Veterans are not immune to the impact of poverty
The Chancellor's Autumn Financial Statement set the scene for a winter of unprecedented hardship in the UK and as Christmas looms it is evident that there are challenging times ahead for the most vulnerable. Some of those will be veterans – a group believed by many to be sheltered from the impact of extreme adversity.
"That is simply not what we are seeing” says Dr Hugh Milroy, CEO of the charity Veterans Aid. “It’s true that there is special provision for veterans – through Armed Forces Covenant initiatives and a number of dedicated, high-profile charities, but veterans are still falling through the cracks; many of these are the ex-servicemen and women who, often in utter desperation, end up at Veterans Aid.
“The public understand damage caused as a direct consequence of military service and feel comfortable rewarding obvious heroism, but most veterans in adversity don't fall into either category - despite the fact that they were equally committed to laying down their lives for their country. These are the men and women who will become a veteran underclass if their plight is not acknowledged and dealt with.
“The elephant in the room is poverty; the grinding, demeaning penury that strips away dignity and leads human beings to despair. It is not being acknowledged as I feel it should be and is consequently, not being adequately addressed.
“We are seeing rising numbers of veterans, of all ages, afflicted by poverty and its related inequalities, yet in so many cases it is avoidable. There are significant resources in areas of the sector dedicated to their wellbeing, but more direct and speedy support is desperately needed.
“In my 28 years of involvement with VA I have seen how men and women, of all ages, ranks and backgrounds, have been reduced to despair when adversity strikes. In the present climate, against a background of rising energy bills, unemployment and cost of living increases, many more will succumb. This is real: The latest monthly electricity bill for our residential facility, New Belvedere House, was nearly £10,000.

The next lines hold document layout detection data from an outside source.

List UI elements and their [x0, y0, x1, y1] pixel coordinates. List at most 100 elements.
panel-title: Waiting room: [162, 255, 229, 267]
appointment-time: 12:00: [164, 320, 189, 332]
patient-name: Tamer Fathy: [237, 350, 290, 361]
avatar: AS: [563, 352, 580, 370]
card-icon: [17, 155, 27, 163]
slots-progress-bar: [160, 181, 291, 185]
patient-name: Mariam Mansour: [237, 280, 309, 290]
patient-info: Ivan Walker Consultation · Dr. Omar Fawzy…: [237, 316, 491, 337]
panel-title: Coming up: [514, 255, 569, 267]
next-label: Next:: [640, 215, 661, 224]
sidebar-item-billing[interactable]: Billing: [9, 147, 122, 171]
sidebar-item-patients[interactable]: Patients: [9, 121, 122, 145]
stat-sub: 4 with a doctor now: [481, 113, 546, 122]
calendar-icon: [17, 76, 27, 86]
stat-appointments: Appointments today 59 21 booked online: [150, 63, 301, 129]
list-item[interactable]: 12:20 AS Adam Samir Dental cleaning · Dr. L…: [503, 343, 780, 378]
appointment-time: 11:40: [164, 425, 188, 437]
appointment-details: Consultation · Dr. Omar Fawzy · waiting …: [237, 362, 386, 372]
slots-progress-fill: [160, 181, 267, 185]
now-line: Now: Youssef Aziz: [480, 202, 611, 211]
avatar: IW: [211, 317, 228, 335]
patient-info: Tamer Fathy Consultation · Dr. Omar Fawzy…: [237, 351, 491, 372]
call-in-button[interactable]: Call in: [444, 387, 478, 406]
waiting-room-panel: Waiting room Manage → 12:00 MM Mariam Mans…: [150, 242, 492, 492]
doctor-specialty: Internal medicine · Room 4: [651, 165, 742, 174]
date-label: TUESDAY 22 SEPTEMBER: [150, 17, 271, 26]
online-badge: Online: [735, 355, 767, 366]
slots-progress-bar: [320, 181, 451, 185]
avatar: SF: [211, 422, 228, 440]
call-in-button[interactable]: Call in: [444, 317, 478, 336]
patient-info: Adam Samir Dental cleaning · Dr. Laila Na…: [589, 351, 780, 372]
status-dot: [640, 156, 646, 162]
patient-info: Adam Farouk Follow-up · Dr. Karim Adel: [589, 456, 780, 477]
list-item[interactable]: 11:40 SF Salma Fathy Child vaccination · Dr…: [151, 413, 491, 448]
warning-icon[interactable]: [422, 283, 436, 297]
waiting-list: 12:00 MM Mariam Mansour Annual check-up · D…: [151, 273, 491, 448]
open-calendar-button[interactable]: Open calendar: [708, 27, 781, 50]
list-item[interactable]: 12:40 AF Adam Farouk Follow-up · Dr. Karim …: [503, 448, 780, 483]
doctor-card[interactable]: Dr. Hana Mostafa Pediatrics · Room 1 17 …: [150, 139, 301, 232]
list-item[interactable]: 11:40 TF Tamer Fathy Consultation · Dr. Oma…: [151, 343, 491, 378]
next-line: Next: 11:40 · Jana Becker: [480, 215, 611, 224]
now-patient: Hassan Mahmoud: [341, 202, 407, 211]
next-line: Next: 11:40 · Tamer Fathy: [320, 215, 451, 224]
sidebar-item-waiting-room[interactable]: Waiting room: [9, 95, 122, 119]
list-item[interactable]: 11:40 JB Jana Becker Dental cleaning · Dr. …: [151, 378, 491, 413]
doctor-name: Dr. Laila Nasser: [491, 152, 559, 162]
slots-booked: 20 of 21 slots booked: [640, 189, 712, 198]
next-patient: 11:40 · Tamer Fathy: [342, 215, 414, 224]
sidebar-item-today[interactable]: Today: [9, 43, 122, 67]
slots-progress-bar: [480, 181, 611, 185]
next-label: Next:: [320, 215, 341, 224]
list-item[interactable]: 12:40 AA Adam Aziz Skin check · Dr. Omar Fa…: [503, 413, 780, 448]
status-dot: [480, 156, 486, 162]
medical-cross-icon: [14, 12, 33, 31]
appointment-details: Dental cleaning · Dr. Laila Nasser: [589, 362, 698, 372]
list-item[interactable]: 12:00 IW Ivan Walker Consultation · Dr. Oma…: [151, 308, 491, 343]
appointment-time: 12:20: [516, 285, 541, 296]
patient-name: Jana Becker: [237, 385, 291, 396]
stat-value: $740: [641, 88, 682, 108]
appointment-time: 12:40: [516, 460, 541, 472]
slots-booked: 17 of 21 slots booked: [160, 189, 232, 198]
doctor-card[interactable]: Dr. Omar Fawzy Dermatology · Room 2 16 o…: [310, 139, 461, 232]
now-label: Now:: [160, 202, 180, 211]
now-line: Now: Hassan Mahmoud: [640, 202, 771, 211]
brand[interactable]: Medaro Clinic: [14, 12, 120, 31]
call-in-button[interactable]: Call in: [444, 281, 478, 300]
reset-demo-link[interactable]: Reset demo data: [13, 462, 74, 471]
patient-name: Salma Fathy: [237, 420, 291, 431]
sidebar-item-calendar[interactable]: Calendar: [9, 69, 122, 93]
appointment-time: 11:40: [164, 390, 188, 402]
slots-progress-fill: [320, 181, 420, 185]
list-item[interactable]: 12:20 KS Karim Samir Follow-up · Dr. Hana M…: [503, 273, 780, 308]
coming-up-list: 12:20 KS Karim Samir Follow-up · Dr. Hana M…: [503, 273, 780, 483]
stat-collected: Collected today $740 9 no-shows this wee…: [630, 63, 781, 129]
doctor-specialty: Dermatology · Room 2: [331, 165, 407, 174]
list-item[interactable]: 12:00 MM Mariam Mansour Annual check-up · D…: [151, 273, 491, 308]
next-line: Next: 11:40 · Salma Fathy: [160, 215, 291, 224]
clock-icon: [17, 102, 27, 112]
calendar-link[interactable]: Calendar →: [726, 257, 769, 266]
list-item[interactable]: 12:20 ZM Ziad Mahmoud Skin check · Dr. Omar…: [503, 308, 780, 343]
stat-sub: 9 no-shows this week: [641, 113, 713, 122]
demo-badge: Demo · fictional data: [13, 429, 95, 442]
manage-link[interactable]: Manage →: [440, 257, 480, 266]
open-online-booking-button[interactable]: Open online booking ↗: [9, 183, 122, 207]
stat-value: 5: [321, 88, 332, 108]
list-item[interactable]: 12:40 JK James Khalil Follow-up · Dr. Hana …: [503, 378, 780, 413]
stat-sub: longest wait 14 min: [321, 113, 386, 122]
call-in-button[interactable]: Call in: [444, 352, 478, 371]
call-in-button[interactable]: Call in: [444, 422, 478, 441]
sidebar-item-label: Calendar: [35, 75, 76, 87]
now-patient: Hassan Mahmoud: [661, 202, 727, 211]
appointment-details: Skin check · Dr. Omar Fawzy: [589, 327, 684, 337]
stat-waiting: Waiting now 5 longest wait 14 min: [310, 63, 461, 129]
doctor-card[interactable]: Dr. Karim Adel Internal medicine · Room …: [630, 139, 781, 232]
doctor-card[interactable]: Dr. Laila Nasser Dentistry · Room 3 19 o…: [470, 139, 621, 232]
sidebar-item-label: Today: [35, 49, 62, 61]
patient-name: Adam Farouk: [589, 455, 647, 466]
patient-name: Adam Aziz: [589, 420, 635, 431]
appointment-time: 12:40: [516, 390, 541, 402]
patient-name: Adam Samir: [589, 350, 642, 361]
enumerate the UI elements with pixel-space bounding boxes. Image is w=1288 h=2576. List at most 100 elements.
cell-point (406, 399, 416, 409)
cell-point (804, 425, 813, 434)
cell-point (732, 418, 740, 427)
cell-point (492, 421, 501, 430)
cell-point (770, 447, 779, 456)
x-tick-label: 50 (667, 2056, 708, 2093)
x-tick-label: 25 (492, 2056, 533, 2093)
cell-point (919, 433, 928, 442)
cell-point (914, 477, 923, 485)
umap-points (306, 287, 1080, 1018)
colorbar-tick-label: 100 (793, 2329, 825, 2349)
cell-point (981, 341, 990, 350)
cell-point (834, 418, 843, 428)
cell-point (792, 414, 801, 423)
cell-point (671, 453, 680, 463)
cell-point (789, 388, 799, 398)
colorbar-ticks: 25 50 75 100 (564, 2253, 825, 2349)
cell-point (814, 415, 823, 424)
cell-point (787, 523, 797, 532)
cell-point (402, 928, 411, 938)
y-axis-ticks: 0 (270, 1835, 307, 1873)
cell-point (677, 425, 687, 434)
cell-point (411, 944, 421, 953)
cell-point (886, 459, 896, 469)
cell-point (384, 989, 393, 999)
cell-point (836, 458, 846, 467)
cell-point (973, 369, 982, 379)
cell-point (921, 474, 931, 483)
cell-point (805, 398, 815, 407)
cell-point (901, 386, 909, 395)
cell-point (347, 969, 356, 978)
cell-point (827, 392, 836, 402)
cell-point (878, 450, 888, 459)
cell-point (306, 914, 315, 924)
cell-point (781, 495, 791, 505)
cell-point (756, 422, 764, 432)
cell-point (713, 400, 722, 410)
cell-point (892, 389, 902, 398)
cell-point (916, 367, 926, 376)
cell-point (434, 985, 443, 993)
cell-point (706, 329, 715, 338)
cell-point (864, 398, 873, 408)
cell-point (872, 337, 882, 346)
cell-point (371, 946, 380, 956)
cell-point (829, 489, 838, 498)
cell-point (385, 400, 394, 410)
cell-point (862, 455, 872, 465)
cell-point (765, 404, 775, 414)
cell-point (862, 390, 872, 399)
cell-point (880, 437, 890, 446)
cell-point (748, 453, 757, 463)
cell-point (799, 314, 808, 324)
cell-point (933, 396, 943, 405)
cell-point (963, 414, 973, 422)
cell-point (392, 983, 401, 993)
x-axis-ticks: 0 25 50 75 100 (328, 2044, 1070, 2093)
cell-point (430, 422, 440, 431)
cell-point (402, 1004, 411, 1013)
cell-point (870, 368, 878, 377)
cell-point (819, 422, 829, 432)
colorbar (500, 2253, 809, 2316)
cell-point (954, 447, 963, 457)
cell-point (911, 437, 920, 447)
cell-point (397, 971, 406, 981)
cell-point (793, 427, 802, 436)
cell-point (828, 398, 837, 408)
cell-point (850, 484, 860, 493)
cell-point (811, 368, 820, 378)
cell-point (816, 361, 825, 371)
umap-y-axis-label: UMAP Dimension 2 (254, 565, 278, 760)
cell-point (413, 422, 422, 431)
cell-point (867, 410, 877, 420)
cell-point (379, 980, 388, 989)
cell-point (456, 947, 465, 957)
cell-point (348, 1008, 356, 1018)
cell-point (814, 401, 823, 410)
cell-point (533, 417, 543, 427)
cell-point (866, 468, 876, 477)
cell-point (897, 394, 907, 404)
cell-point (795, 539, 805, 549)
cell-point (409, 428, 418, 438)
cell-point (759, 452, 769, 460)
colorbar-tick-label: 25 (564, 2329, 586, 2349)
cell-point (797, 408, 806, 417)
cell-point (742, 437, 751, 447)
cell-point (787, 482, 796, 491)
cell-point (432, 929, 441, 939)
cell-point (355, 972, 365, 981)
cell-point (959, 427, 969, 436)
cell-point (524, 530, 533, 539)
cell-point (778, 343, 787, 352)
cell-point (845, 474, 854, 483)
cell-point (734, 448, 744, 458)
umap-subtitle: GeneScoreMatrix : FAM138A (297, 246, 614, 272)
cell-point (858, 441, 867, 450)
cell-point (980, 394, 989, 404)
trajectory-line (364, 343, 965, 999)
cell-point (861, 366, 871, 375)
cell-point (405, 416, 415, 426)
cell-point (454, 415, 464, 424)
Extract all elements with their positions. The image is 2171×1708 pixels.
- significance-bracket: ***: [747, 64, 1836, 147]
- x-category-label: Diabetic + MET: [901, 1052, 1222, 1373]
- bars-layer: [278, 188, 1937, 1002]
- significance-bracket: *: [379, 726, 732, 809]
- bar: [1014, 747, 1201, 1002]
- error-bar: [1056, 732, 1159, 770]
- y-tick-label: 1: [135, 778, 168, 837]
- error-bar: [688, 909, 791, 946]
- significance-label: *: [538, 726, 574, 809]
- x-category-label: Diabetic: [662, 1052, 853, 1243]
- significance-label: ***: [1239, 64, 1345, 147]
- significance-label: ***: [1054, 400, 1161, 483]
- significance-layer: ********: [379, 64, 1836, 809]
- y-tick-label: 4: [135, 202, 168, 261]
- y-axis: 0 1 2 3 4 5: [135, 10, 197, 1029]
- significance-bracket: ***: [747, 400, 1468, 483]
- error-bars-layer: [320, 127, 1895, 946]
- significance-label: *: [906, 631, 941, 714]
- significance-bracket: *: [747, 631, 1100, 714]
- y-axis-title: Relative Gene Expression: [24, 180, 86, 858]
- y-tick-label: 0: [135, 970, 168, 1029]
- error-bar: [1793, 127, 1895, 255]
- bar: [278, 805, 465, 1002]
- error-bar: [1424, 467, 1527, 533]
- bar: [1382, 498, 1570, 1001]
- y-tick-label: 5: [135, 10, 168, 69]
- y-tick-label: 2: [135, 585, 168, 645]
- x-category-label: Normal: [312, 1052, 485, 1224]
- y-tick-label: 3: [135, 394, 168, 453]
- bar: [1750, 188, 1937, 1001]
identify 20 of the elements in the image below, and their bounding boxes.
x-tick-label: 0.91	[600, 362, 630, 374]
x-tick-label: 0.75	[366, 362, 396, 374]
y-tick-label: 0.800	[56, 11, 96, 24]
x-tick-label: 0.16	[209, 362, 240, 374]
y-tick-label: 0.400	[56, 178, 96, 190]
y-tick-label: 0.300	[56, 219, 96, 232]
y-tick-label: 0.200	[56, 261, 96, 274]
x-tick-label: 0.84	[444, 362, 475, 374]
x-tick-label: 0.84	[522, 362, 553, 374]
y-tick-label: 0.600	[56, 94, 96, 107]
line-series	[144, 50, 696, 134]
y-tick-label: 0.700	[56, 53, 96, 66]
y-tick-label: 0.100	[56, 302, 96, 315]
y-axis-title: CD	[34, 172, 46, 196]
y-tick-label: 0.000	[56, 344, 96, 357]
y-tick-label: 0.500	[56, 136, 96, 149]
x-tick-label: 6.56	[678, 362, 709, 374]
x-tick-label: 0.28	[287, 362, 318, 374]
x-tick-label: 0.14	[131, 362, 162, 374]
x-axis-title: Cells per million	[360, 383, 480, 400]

“Just recently we received an appeal from a former soldier; a hard-working woman single-handedly bringing up three young children on a wage that, after deductions, is simply not enough to live on. She has a skilled job in the NHS but is sinking inexorably into debt. Her pay slips tell a story that is shaming - but she is a veteran and, in her own words, 'a grafter' - not someone who should need to ask a charity for support to buy food and clothing for her children. She is barely surviving - and a very long way from thriving. Our swift response with much needed cash brought her to tears.
“There are many more like her – and not just in the UK. From my perspective within the World Veterans Federation I see an international ex-service community as vulnerable to the vicissitudes of economic contraction as anyone else; not because they are singularly handicapped, but because they are human. Sadly, here in the UK the processes that some large charities use to respond to cries for urgent help are simply not responsive enough. Indeed, they are often so protracted that I believe they actually end up exacerbating problems.
“This is a pivotal time for the sector. We have a chance to act, now – before a tsunami of need transforms veterans with problems into veterans in crisis. Veterans Aid has demonstrated time and again how delivery of swift, timely, targeted support can stop and reverse downward spirals.”
“I’m proud of what we have achieved, but while the Government invests time, effort and money into care for ex-service personnel, it needs to take a wider view in order to close the crisis gap. Why not take a tiny portion of the resources available to create a national, centrally controlled operational fund run by, for example, the Office for Veterans Affairs, with capacity to close the ever-widening gap between resource and need? On their part, this would require a real understanding of need, the nature of poverty and what actually works as opposed to what does not. In short, we need a truth pill.
“A fund like this, that could be accessed easily by validated genuine frontline charities such as ourselves, would enable them to deliver swift, preventative interventions at point of need within the veteran community. Not only would this save time and money, by halting problems before they became entrenched and complex, it would enable those best equipped to deliver support, and inject urgency into processes that presently only raise unrealistic expectations among veterans in dire need. No veteran enjoys asking for help and processes that protract access to humanitarian aid are humiliating and unacceptable. What makes this worse is that over the years I have seen so much funding wasted on projects that weren't based on actual need.
“Each year I scrutinise Covenant Reports, hoping to find evidence of an in-depth understanding of the impact and extent of poverty among veterans. Why? Because it is the dark shadow that we have watched emerging. But each year I am disappointed. There are plenty of metrics about things that are easily reported (e.g., the number of calls to an agency) but I contend that we must understand the dimensions of poverty within the veteran community if lives are to be improved. The Covenant seems to have had little impact on those who seek our help. Indeed, most have never heard of it.
“To make a difference, the Covenant Reports must tell us in depth about veterans living on low incomes – acknowledging poverty and scrutinising it with reference to debt, race, gender and geography: And there needs to be a good deal more focus on reporting preventative measures and general outcomes.”
“Given what we are now living through, we need to short-circuit current systems to get realistic help to point of need fast – because in the military charity world the procedure and casework approach is rapidly becoming out of synch with what is a very real crisis among veterans. My plea is simple, let’s put veterans before process!”